CREATE TABLE order (
order_id STRING,
price DECIMAL(12,2),
order_status STRING,
update_ts BIGINT,
shipping_date DATE,
shipping_country STRING
) USING HUDI
PARTITIONED BY (shipping_country)
OPTIONS (
primaryKey = 'order_id',
preCombineField = 'shipping_date'
);
Running the same SQL gives us this in the Spark UI:
Now we see the full pruning effect happened—only 1 relevant partition and 1 relevant file were scanned, thanks to both indexes working together.

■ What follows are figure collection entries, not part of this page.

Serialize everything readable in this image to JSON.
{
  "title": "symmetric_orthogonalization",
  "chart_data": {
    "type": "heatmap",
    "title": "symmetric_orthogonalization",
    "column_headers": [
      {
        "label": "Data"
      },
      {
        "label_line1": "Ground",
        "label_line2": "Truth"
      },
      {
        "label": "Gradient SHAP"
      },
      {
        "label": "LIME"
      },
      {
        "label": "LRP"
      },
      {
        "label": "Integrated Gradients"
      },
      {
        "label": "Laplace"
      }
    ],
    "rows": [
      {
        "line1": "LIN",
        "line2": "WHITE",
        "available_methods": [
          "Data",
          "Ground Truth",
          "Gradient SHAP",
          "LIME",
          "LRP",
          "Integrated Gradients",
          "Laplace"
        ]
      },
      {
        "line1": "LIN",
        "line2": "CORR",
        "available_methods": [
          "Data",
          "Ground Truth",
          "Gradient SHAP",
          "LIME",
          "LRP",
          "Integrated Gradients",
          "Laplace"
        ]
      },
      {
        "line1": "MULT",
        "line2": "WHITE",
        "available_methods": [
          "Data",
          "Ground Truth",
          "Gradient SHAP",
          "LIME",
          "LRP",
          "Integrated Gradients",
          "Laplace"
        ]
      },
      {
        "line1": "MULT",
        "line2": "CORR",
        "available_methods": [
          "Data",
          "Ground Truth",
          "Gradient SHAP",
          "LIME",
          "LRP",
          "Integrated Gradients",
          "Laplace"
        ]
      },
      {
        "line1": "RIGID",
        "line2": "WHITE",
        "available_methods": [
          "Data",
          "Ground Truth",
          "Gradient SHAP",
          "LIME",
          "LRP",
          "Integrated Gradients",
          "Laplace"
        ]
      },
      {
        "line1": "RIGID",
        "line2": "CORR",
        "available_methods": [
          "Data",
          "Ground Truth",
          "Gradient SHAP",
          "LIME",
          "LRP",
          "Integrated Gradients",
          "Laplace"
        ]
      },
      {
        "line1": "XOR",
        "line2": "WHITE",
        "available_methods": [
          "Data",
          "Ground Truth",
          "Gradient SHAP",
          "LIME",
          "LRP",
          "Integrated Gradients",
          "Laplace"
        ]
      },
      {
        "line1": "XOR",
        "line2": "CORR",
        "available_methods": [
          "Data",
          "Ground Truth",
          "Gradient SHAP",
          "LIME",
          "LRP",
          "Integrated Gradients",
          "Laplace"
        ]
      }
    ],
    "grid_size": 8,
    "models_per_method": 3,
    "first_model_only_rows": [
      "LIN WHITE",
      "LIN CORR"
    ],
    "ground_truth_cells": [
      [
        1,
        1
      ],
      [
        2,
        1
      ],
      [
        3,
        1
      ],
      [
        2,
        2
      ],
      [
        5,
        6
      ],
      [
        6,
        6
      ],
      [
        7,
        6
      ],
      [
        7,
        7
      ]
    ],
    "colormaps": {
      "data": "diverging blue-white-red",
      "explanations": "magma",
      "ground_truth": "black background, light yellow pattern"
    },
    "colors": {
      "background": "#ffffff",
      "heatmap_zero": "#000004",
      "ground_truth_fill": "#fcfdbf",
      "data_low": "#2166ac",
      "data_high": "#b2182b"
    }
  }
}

Configure columns to be indexed
By default, Hudi indexes the first 32 columns for both partition_stats
and column_stats
. This limit prevents excessive metadata overhead—each indexed column requires computing min, max, null-count, and value-count statistics for every partition and data file. In most cases, you only need to index a small subset of columns that are frequently used in query predicates. You can specify which columns to be indexed to reduce the maintenance costs:
CREATE TABLE order (
order_id STRING,
price DECIMAL(12,2),
order_status STRING,
update_ts BIGINT,
shipping_date DATE,
shipping_country STRING
) USING HUDI
PARTITIONED BY (shipping_country)
OPTIONS (
primaryKey = 'order_id',
preCombineField = 'update_ts',
'hoodie.metadata.index.column.stats.column.list' = 'price,shipping_date'
);
The config hoodie.metadata.index.column.stats.column.list
applies to both partition_stats
and column_stats
. By indexing just the price
and shipping_date
columns, queries filtering on price comparisons or shipping date ranges will already see significant performance improvements.
Recap
In this post, we explored Hudi's multi-modal index from a storage layout perspective and demonstrated the file pruning capabilities of the three default indexes in Hudi 1.x: files
, partition_stats
, and column_stats
. Through our SQL examples, you can see how these indexes could dramatically reduce the number of files that need to be scanned, which is crucial for query performance.
In upcoming posts, we'll explore the multi-modal index's additional capabilities and discuss how its design benefits not just performance, but also scalability, extensibility, and maintenance.